New Zealand’s prime minister, Jacinda Adern, has confirmed quarantine rules will be relaxed to allow the Wallabies sufficient time to prepare for next month’s two Bledisloe Cup matches against the All Blacks.
Adern spoke late on Monday to her Australian counterpart, Scott Morrison, in a bid to ease tensions between the two nations after new Wallabies coach Dave Rennie baulked at the scheduling, which he said favoured the All Blacks.
The All Blacks intend for the first match to go ahead on 10 October which Rennie claimed would represent too tight a turnaround for the Wallabies, because the Super Rugby AU season does not come to an end until this weekend.
Under the New Zealand government’s strict quarantine rules imposed upon arrival in the country, players would be in self-isolation and unable to train with teammates until 5 October, putting the Wallabies at a serious disadvantage in terms of preparation, according to Rennie.
He even went as far as to suggest a boycott of the series, but Adern’s government, after consulting with the director general of health, Dr Ashley Bloomfield, offered to allow the Wallabies to train in small groups from the third day of quarantine and as a full squad from day six.
“I just wanted to make sure that he [Morrison] was aware … I was made aware last night that there were a few little rumblings around the arrangements that we had in place,” Ardern told New Zealand radio on Tuesday.
“Always better to get ahead of these things before they escalate.

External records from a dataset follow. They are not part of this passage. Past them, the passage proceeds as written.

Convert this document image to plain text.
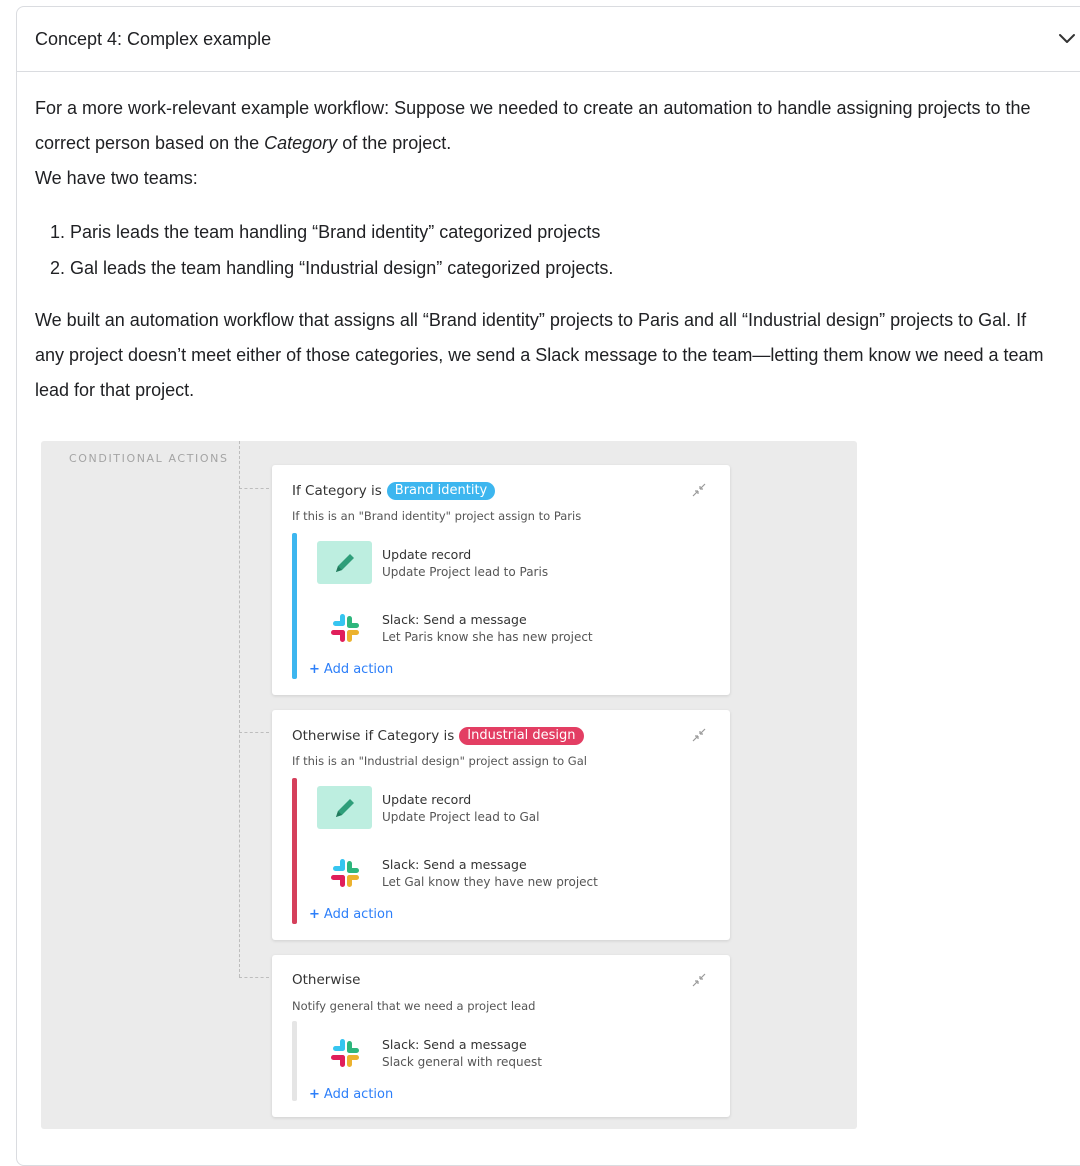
Concept 4: Complex example

For a more work-relevant example workflow: Suppose we needed to create an automation to handle assigning projects to the

correct person based on the Category of the project.

We have two teams:

1. Paris leads the team handling “Brand identity” categorized projects
2. Gal leads the team handling “Industrial design” categorized projects.

We built an automation workflow that assigns all “Brand identity” projects to Paris and all “Industrial design” projects to Gal. If

any project doesn’t meet either of those categories, we send a Slack message to the team—letting them know we need a team

lead for that project.

CONDITIONAL ACTIONS
If Category is	Brand identity
If this is an "Brand identity" project assign to Paris
Update record
Update Project lead to Paris
Slack: Send a message
Let Paris know she has new project
+ Add action
Otherwise if Category is	Industrial design
If this is an "Industrial design" project assign to Gal
Update record
Update Project lead to Gal
Slack: Send a message
Let Gal know they have new project
+ Add action
Otherwise
Notify general that we need a project lead
Slack: Send a message
Slack general with request
+ Add action
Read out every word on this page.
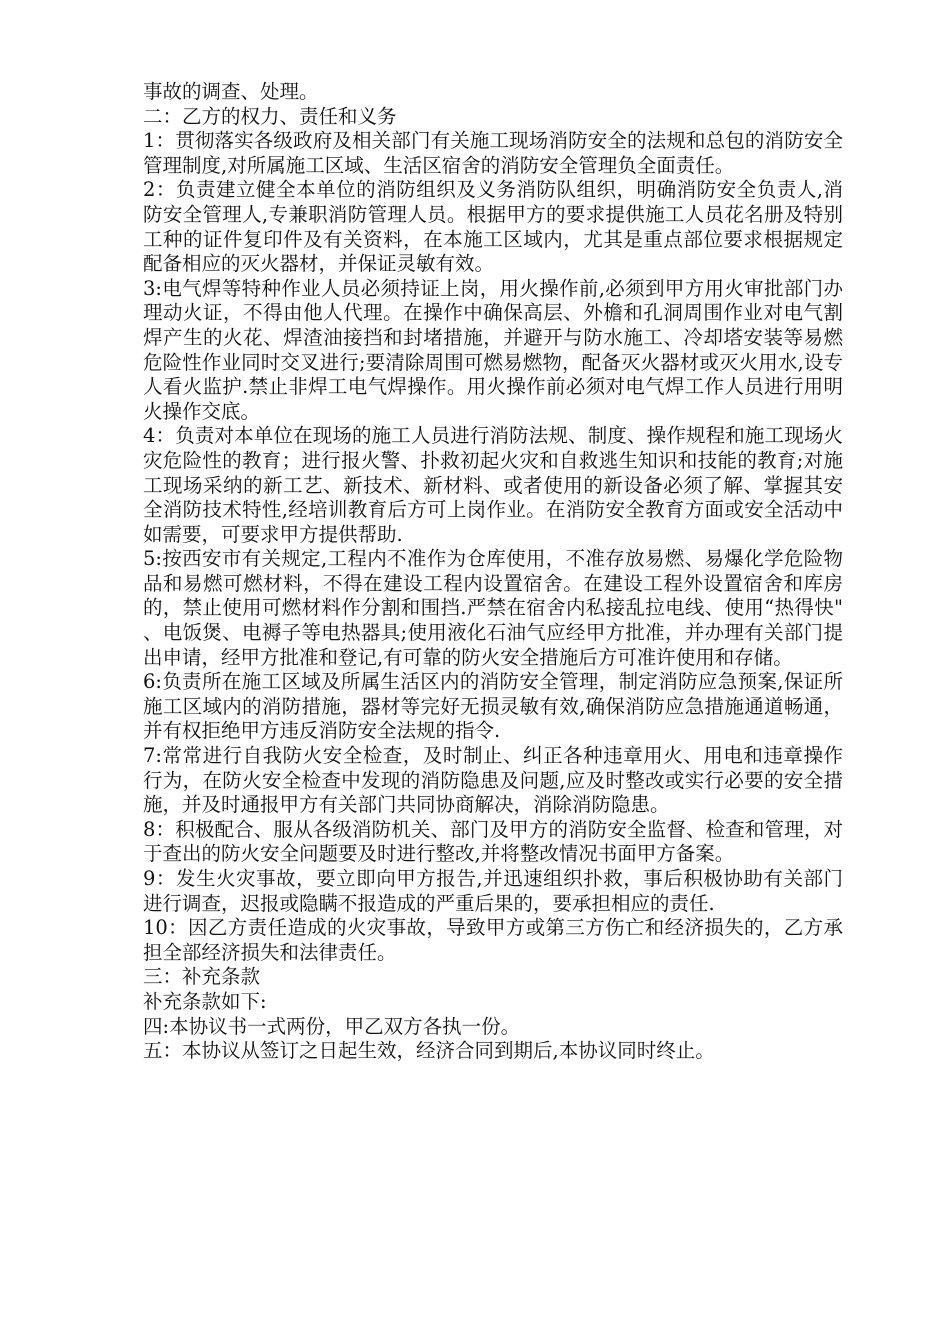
事故的调查、处理。

二：乙方的权力、责任和义务

1：贯彻落实各级政府及相关部门有关施工现场消防安全的法规和总包的消防安全管理制度,对所属施工区域、生活区宿舍的消防安全管理负全面责任。

2：负责建立健全本单位的消防组织及义务消防队组织，明确消防安全负责人,消防安全管理人,专兼职消防管理人员。根据甲方的要求提供施工人员花名册及特别工种的证件复印件及有关资料，在本施工区域内，尤其是重点部位要求根据规定配备相应的灭火器材，并保证灵敏有效。

3:电气焊等特种作业人员必须持证上岗，用火操作前,必须到甲方用火审批部门办理动火证，不得由他人代理。在操作中确保高层、外檐和孔洞周围作业对电气割焊产生的火花、焊渣油接挡和封堵措施，并避开与防水施工、冷却塔安装等易燃危险性作业同时交叉进行;要清除周围可燃易燃物，配备灭火器材或灭火用水,设专人看火监护.禁止非焊工电气焊操作。用火操作前必须对电气焊工作人员进行用明火操作交底。

4：负责对本单位在现场的施工人员进行消防法规、制度、操作规程和施工现场火灾危险性的教育；进行报火警、扑救初起火灾和自救逃生知识和技能的教育;对施工现场采纳的新工艺、新技术、新材料、或者使用的新设备必须了解、掌握其安全消防技术特性,经培训教育后方可上岗作业。在消防安全教育方面或安全活动中如需要，可要求甲方提供帮助.

5:按西安市有关规定,工程内不准作为仓库使用，不准存放易燃、易爆化学危险物品和易燃可燃材料，不得在建设工程内设置宿舍。在建设工程外设置宿舍和库房的，禁止使用可燃材料作分割和围挡.严禁在宿舍内私接乱拉电线、使用“热得快"、电饭煲、电褥子等电热器具;使用液化石油气应经甲方批准，并办理有关部门提出申请，经甲方批准和登记,有可靠的防火安全措施后方可准许使用和存储。

6:负责所在施工区域及所属生活区内的消防安全管理，制定消防应急预案,保证所施工区域内的消防措施，器材等完好无损灵敏有效,确保消防应急措施通道畅通，并有权拒绝甲方违反消防安全法规的指令.

7:常常进行自我防火安全检查，及时制止、纠正各种违章用火、用电和违章操作行为，在防火安全检查中发现的消防隐患及问题,应及时整改或实行必要的安全措施，并及时通报甲方有关部门共同协商解决，消除消防隐患。

8：积极配合、服从各级消防机关、部门及甲方的消防安全监督、检查和管理，对于查出的防火安全问题要及时进行整改,并将整改情况书面甲方备案。

9：发生火灾事故，要立即向甲方报告,并迅速组织扑救，事后积极协助有关部门进行调查，迟报或隐瞒不报造成的严重后果的，要承担相应的责任.

10：因乙方责任造成的火灾事故，导致甲方或第三方伤亡和经济损失的，乙方承担全部经济损失和法律责任。

三：补充条款

补充条款如下:

四:本协议书一式两份，甲乙双方各执一份。

五：本协议从签订之日起生效，经济合同到期后,本协议同时终止。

Given we had a bit of a deal – we go there, they come here, we both benefit. I thought he might want to know there were a few discussions as to whether the Aussies were still going to come.”
Ardern on Monday played down concern about voter turnout in the election on 17 October, given it clashes with the second scheduled match. Traditionally, elections and international rugby matches have been kept apart to ensure the best possible turnout at the polling booths.
“I think that New Zealanders are perfectly able to engage in the Bledisloe Cup and an election,” Ardern said. “These are unusual times and I’m pretty sure that we are able, as a nation, to accommodate both a rugby game and an election.
“Ultimately I would rather see us enjoying rugby and a match with the Australians than say we can’t because of the election. I don’t think that would be right.”
Rugby Australia is yet to confirm acceptance of the proposal, but Ardern said she was confident the two matches would now go ahead as planned, before both teams head back to Australia for the Rugby Championship.
“I believe so,’’ Ardern said. “There is no reason for them not to. Given the risk profile for Australians, it is very different to some of the teams we were talking about as part of the Sanzaar tournament.”
New Zealand was handed the two Bledisloe Tests after losing out to Australia on hosting rights for the Rugby Championship, the southern hemisphere competition involving the Wallabies, All Blacks, Argentina and world champions South Africa, due to its tough biosecurity protocols.
New Zealand’s minister for sport, Grant Robertson, said Christchurch was the most likely location for the Wallabies to quarantine, with details of match locations and times yet to be confirmed.
“It will be in a dedicated isolation facility, and they will be able to bus to and from their training grounds,” Robertson told TVNZ.